芝浜ファンタジー(前編)
こんにちは。
もしも落語の『芝浜』の世界に、ステータス画面やスキルが存在したら? という妄想から生まれた短編です。
クズだけど憎めない主人公と、それを支える(騙す)献身的なヒロインの掛け合いをお楽しみください。
「……旦那様」
「うーん……むにゃ……」
「旦那様、起きてください。もうお日様は中天ですよ」
「うるせえなぁ……俺はまだ眠いんだよ……あと五百年寝かせろ……」
俺は薄汚れた毛布を頭から被り直した。
俺の名前は、カッツ。前世は日本の社畜。過労死して、女神様に「次は自由に生きたい」と願ったら、この剣と魔法の異世界に転生させてくれた。

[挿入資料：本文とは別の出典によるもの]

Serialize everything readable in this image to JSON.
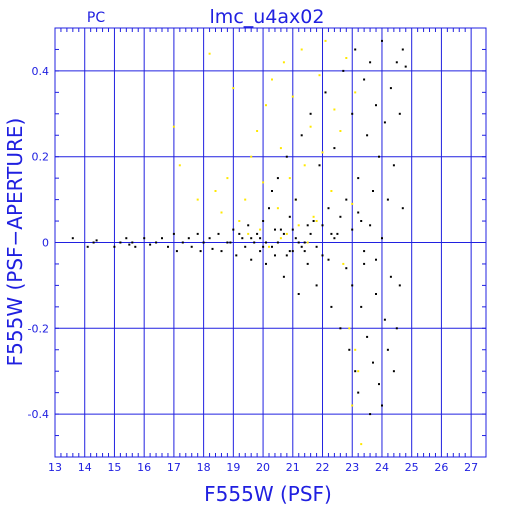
{
  "chart_data": {
    "type": "scatter",
    "title": "lmc_u4ax02",
    "subtitle": "PC",
    "xlabel": "F555W (PSF)",
    "ylabel": "F555W (PSF−APERTURE)",
    "xlim": [
      13,
      27.5
    ],
    "ylim": [
      -0.5,
      0.5
    ],
    "x_ticks": [
      "13",
      "14",
      "15",
      "16",
      "17",
      "18",
      "19",
      "20",
      "21",
      "22",
      "23",
      "24",
      "25",
      "26",
      "27"
    ],
    "y_ticks": [
      "-0.4",
      "-0.2",
      "0",
      "0.2",
      "0.4"
    ],
    "grid": true,
    "colors": {
      "axis": "#2020e0",
      "black_points": "#000000",
      "yellow_points": "#ffe800"
    },
    "series": [
      {
        "key": "black",
        "color": "#000000",
        "points": [
          [
            13.6,
            0.01
          ],
          [
            14.1,
            -0.01
          ],
          [
            14.3,
            0.0
          ],
          [
            14.4,
            0.005
          ],
          [
            15.0,
            -0.01
          ],
          [
            15.2,
            0.0
          ],
          [
            15.4,
            0.01
          ],
          [
            15.5,
            -0.005
          ],
          [
            15.6,
            0.0
          ],
          [
            15.7,
            -0.01
          ],
          [
            16.0,
            0.01
          ],
          [
            16.2,
            -0.005
          ],
          [
            16.4,
            0.0
          ],
          [
            16.6,
            0.01
          ],
          [
            16.8,
            -0.01
          ],
          [
            17.0,
            0.02
          ],
          [
            17.1,
            -0.02
          ],
          [
            17.3,
            0.0
          ],
          [
            17.5,
            0.01
          ],
          [
            17.6,
            -0.01
          ],
          [
            17.8,
            0.02
          ],
          [
            17.9,
            -0.02
          ],
          [
            18.0,
            0.0
          ],
          [
            18.2,
            0.01
          ],
          [
            18.3,
            -0.015
          ],
          [
            18.5,
            0.02
          ],
          [
            18.6,
            -0.02
          ],
          [
            18.8,
            0.0
          ],
          [
            19.0,
            0.03
          ],
          [
            19.1,
            -0.03
          ],
          [
            19.3,
            0.01
          ],
          [
            19.4,
            -0.01
          ],
          [
            19.5,
            0.04
          ],
          [
            19.6,
            -0.04
          ],
          [
            19.7,
            0.0
          ],
          [
            19.8,
            0.02
          ],
          [
            19.9,
            -0.02
          ],
          [
            20.0,
            0.05
          ],
          [
            20.1,
            -0.05
          ],
          [
            20.2,
            0.08
          ],
          [
            20.3,
            0.12
          ],
          [
            20.4,
            -0.03
          ],
          [
            20.5,
            0.15
          ],
          [
            20.6,
            0.03
          ],
          [
            20.7,
            -0.08
          ],
          [
            20.8,
            0.2
          ],
          [
            20.9,
            0.06
          ],
          [
            21.0,
            -0.02
          ],
          [
            21.1,
            0.1
          ],
          [
            21.2,
            -0.12
          ],
          [
            21.3,
            0.25
          ],
          [
            21.4,
            0.0
          ],
          [
            21.5,
            -0.05
          ],
          [
            21.6,
            0.3
          ],
          [
            21.7,
            0.05
          ],
          [
            21.8,
            -0.1
          ],
          [
            21.9,
            0.18
          ],
          [
            22.0,
            -0.03
          ],
          [
            22.1,
            0.35
          ],
          [
            22.2,
            0.08
          ],
          [
            22.3,
            -0.15
          ],
          [
            22.4,
            0.22
          ],
          [
            22.5,
            0.02
          ],
          [
            22.6,
            -0.2
          ],
          [
            22.7,
            0.4
          ],
          [
            22.8,
            0.1
          ],
          [
            22.9,
            -0.25
          ],
          [
            23.0,
            0.3
          ],
          [
            23.0,
            -0.1
          ],
          [
            23.1,
            0.45
          ],
          [
            23.1,
            -0.3
          ],
          [
            23.2,
            0.15
          ],
          [
            23.2,
            -0.35
          ],
          [
            23.3,
            0.05
          ],
          [
            23.3,
            -0.15
          ],
          [
            23.4,
            0.38
          ],
          [
            23.4,
            -0.05
          ],
          [
            23.5,
            0.25
          ],
          [
            23.5,
            -0.22
          ],
          [
            23.6,
            0.42
          ],
          [
            23.6,
            -0.4
          ],
          [
            23.7,
            0.12
          ],
          [
            23.7,
            -0.28
          ],
          [
            23.8,
            0.32
          ],
          [
            23.8,
            -0.12
          ],
          [
            23.9,
            0.2
          ],
          [
            23.9,
            -0.33
          ],
          [
            24.0,
            0.47
          ],
          [
            24.0,
            -0.38
          ],
          [
            24.1,
            0.28
          ],
          [
            24.1,
            -0.18
          ],
          [
            24.2,
            0.1
          ],
          [
            24.2,
            -0.25
          ],
          [
            24.3,
            0.36
          ],
          [
            24.3,
            -0.08
          ],
          [
            24.4,
            0.18
          ],
          [
            24.4,
            -0.3
          ],
          [
            24.5,
            0.42
          ],
          [
            24.5,
            -0.2
          ],
          [
            24.6,
            0.3
          ],
          [
            24.6,
            -0.1
          ],
          [
            24.7,
            0.45
          ],
          [
            24.7,
            0.08
          ],
          [
            24.8,
            0.41
          ],
          [
            21.0,
            0.03
          ],
          [
            21.2,
            0.0
          ],
          [
            21.4,
            -0.02
          ],
          [
            21.6,
            0.02
          ],
          [
            21.8,
            -0.01
          ],
          [
            22.0,
            0.04
          ],
          [
            22.2,
            -0.04
          ],
          [
            22.4,
            0.01
          ],
          [
            19.9,
            0.01
          ],
          [
            20.1,
            0.0
          ],
          [
            20.3,
            -0.01
          ],
          [
            20.5,
            0.0
          ],
          [
            20.7,
            0.02
          ],
          [
            20.9,
            -0.02
          ],
          [
            21.1,
            0.01
          ],
          [
            21.3,
            -0.01
          ],
          [
            22.6,
            0.06
          ],
          [
            22.8,
            -0.06
          ],
          [
            23.0,
            0.03
          ],
          [
            23.2,
            0.07
          ],
          [
            23.4,
            -0.02
          ],
          [
            23.6,
            0.04
          ],
          [
            23.8,
            -0.04
          ],
          [
            24.0,
            0.01
          ],
          [
            18.9,
            0.0
          ],
          [
            19.2,
            0.02
          ],
          [
            19.6,
            0.01
          ],
          [
            20.0,
            -0.01
          ],
          [
            20.4,
            0.03
          ],
          [
            20.8,
            -0.03
          ],
          [
            21.5,
            0.04
          ],
          [
            22.3,
            0.02
          ]
        ]
      },
      {
        "key": "yellow",
        "color": "#ffe800",
        "points": [
          [
            17.0,
            0.27
          ],
          [
            17.2,
            0.18
          ],
          [
            17.8,
            0.1
          ],
          [
            18.2,
            0.44
          ],
          [
            18.4,
            0.12
          ],
          [
            18.6,
            0.07
          ],
          [
            18.8,
            0.15
          ],
          [
            19.0,
            0.36
          ],
          [
            19.2,
            0.05
          ],
          [
            19.4,
            0.1
          ],
          [
            19.6,
            0.2
          ],
          [
            19.8,
            0.26
          ],
          [
            20.0,
            0.14
          ],
          [
            20.1,
            0.32
          ],
          [
            20.3,
            0.38
          ],
          [
            20.5,
            0.08
          ],
          [
            20.6,
            0.22
          ],
          [
            20.7,
            0.42
          ],
          [
            20.9,
            0.15
          ],
          [
            21.0,
            0.34
          ],
          [
            21.1,
            0.1
          ],
          [
            21.3,
            0.45
          ],
          [
            21.4,
            0.18
          ],
          [
            21.6,
            0.27
          ],
          [
            21.8,
            0.05
          ],
          [
            21.9,
            0.39
          ],
          [
            22.0,
            0.21
          ],
          [
            22.1,
            0.47
          ],
          [
            22.3,
            0.12
          ],
          [
            22.4,
            0.31
          ],
          [
            22.6,
            0.26
          ],
          [
            22.8,
            0.43
          ],
          [
            23.0,
            0.09
          ],
          [
            23.1,
            0.35
          ],
          [
            23.2,
            -0.3
          ],
          [
            23.0,
            -0.38
          ],
          [
            23.3,
            -0.47
          ],
          [
            22.9,
            -0.2
          ],
          [
            23.1,
            -0.25
          ],
          [
            22.7,
            -0.05
          ],
          [
            20.2,
            -0.01
          ],
          [
            20.8,
            0.02
          ],
          [
            21.2,
            0.04
          ],
          [
            21.5,
            0.0
          ],
          [
            19.5,
            0.02
          ],
          [
            19.9,
            0.03
          ],
          [
            20.6,
            0.01
          ],
          [
            21.7,
            0.06
          ]
        ]
      }
    ]
  }
}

もらったスキルはSランクの【強運(ラックS)】と【鑑定眼】。
これさえあれば、冒険者として無双してハーレム……なんて夢見た時期も俺にはありました。
現実は、甘くない。
強い魔物は怖いし、ダンジョンは臭いし、何より働くのがめんどくさい。
前世の反動ってやつだ。「働いたら負け」が俺の座右の銘になっていた。
「またお仕事に行かないつもりですか? 今日こそは海岸の『低級スライムダンジョン』で魔石を拾ってくる約束でしょう」
冷ややかな声と共に、毛布をひっぺがされた。
そこに立っていたのは、狐耳をピコピコさせた銀髪の少女、ハマーだ。
俺が気まぐれに借金を肩代わりして救った元奴隷だが、今ではすっかり俺の保護者面をしている。
「ちぇっ、わーったよ。行きゃいいんだろ、行きゃあ」
俺は渋々起き上がり、ボロボロの革鎧を身につけた。
腰には錆びついたショートソード。懐には小銭が数枚。
これが、転生して三年経った俺の全財産だ。
「行ってくるぜ、ハマー。土産は特上の『オーク肉の串焼き』でいいか?」
「……魔石を換金してから言ってください。行ってらっしゃいませ」
ハマーの呆れた視線を背中に感じながら、俺は長屋を出た。
◇
港町特有の潮風が鼻をくすぐる。
俺が向かったのは、街外れの海岸沿いにある初心者向けダンジョンだ。
ここは魔物も弱いが、実入りも少ない。
俺のようなその日暮らしの「Fランク冒険者」の吹き溜まりだ。
「あーあ、だりぃ。どっかに1億ゴールド落ちてねえかなぁ」
波打ち際を歩きながら、俺はあくびをした。
その時だった。
《スキル【強運】が発動しました》
脳内に無機質なアナウンスが響く。
次の瞬間、俺の足がつまづいた。
「おっと! ……ん? なんだこれ」
砂浜に、何かが埋もれていた。
波に洗われてキラリと光るそれを拾い上げる。
それは、古びた革袋だった。ずしりと重い。
恐る恐る中身を覗き込むと――。
「……は?」
そこに入っていたのは、拳ほどの大きさがある、青く透き通った宝石だった。
ただの宝石じゃない。内側にまるで海そのものを閉じ込めたような、神秘的な輝きを放っている。
俺は震える手で、【鑑定眼】を発動させた。
【名称:海竜王の涙】
【ランク:神話級】
【効果:所持者に『水属性完全無効』『海中呼吸』を付与。魔力回復速度+5000%】
【推定価格:測定不能(国家予算規模)】
「…………」
俺は一度、袋の口を閉じた。
深呼吸をする。
もう一度開ける。
【推定価格:測定不能(国家予算規模)】
「…………き」
「き?」
「き、きたああああああああああああッ!!!」
俺の絶叫が、カモメたちを驚かせて飛び立たせた。
神話級! 国家予算! 測定不能!
つまり、これさえあれば!
「遊んで暮らせる! 酒が飲める! 一生働かなくていいんだあああああッ!!」
俺は革袋を懐にねじ込むと、ダンジョン探索など放り出して、全力疾走で街へ戻った。
◇
「おやっさん! 酒だ! 店にある一番高い酒を持ってこい!」
俺が駆け込んだのは、冒険者ギルド併設の酒場ではなく、貴族も通う高級レストラン『金のグリフォン亭』だった。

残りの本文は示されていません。